Wearable technology in future for glaucoma patients
SAN FRANCISCO — Wearable technology will empower glaucoma patients as telemedicine opportunities are advanced, according to Louis R. Pasquale, MD, director of the Teleretinal Program at Massachusetts Eye and Ear, Boston.
“I think it’s very wise to consider telemedicine as part of the ‘catalyst for a cure,’” Pasquale said in a presentation at the Glaucoma 360 New Horizons Forum. “What telemedicine is doing is converting medicine from a somewhat paternalistic organization to one that’s going to be patient intolerant. This is going to happen because patients will have access to inexpensive wearable technology — iPhone and smartphone technology — that will allow them to apply their data — high-quality data — and actually analyze it on their own terms and bring it back to the doctors.”

Louis R. Pasquale
Among the possibilities for the “glaucoma clinic of the future” are hand-held devices for patients to check their own IOP and to self-image their own optic discs.
“The day is coming when people will be able to take pictures of their own optic nerves,” Pasquale said.
Reliable self-measurement of visual fields is likely using mobile devices and software applications, but “what is going to be an iteration perhaps better than that is virtual reality visual fields,” Pasquale said.
In this scenario, a smartphone is plugged into HIPAA-compliant Bluetooth-enabled goggles and runs visual field perimetry software, with resultant data transferred to a data repository.
Further potential lies in development of the data gathered this way, using the visual fields data and computer artificial intelligence to follow a patient’s glaucomatous progression.

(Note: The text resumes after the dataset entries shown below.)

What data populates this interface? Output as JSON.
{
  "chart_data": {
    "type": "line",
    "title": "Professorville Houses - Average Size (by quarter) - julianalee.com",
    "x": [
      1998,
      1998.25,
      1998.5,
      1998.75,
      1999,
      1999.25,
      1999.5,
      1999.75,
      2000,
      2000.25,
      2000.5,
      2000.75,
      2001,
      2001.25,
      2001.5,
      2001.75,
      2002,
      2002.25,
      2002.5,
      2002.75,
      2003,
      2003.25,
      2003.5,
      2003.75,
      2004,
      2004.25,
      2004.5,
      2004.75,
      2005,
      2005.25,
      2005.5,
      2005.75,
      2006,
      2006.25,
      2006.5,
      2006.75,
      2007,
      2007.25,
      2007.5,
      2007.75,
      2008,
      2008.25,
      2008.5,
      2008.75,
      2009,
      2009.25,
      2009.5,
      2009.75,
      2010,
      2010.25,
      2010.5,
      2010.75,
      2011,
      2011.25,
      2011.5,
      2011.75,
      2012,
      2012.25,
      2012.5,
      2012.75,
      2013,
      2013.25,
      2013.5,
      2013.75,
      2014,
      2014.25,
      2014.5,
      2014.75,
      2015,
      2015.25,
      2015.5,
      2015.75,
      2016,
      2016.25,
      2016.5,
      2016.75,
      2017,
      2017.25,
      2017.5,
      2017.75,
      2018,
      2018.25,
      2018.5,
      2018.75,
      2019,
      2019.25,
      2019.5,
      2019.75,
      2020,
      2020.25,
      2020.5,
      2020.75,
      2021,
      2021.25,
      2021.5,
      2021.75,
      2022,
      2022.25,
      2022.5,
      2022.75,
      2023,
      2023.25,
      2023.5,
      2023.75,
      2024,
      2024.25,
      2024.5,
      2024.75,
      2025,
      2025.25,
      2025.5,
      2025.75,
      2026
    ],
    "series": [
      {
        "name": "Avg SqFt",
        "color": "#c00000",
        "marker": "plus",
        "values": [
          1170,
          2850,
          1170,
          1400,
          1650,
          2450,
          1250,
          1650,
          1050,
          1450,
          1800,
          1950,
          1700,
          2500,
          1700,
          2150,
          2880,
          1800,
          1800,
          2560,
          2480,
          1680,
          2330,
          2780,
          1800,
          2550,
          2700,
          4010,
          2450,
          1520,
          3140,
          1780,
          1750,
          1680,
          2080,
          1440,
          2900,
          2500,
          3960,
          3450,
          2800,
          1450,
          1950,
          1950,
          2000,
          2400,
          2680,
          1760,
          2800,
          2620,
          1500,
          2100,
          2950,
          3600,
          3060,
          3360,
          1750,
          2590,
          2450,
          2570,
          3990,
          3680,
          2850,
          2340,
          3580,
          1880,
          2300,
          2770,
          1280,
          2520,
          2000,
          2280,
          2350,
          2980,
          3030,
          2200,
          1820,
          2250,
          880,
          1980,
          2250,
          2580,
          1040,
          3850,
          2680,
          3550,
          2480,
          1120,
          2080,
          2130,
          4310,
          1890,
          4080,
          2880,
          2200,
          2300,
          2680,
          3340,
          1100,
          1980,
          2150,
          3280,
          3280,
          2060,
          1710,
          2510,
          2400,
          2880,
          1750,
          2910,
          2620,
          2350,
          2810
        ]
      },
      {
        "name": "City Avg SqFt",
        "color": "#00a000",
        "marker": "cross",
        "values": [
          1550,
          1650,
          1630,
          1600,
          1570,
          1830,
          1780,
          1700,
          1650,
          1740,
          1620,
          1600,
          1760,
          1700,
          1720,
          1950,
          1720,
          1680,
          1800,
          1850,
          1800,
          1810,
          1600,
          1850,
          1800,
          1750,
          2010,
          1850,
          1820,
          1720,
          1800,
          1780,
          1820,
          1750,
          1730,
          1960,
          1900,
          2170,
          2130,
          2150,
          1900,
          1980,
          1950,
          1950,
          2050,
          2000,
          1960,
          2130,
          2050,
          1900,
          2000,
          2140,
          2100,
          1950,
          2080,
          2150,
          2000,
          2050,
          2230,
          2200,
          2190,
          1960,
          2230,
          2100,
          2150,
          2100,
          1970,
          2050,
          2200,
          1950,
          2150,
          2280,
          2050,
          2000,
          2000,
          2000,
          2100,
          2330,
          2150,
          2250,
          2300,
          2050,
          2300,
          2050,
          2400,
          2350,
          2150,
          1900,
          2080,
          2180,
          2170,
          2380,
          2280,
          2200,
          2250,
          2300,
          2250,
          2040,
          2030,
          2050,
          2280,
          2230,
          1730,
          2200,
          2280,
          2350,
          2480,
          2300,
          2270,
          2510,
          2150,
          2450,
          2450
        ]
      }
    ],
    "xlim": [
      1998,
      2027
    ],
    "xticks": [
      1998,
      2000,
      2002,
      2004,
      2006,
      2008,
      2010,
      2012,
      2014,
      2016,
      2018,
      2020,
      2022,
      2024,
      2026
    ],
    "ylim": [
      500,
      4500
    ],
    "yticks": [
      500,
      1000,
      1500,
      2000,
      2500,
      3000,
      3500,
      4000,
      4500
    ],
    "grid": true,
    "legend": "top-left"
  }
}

Pasquale envisions a glaucoma clinic of the future in which patients check their own IOP “any time of the day or night. They’ll be doing their own visual fields, and they may even be imaging their own discs. ... And we’ll have the patients who really have problems that need to be seen in our care.” – by Patricia Nale, ELS
Reference:
Pasquale LR. New horizons in telemedicine. Presented at: Glaucoma 360 New Horizons Forum; Feb. 3, 2017; San Francisco.
Disclosure: Pasquale reports no relevant financial disclosures.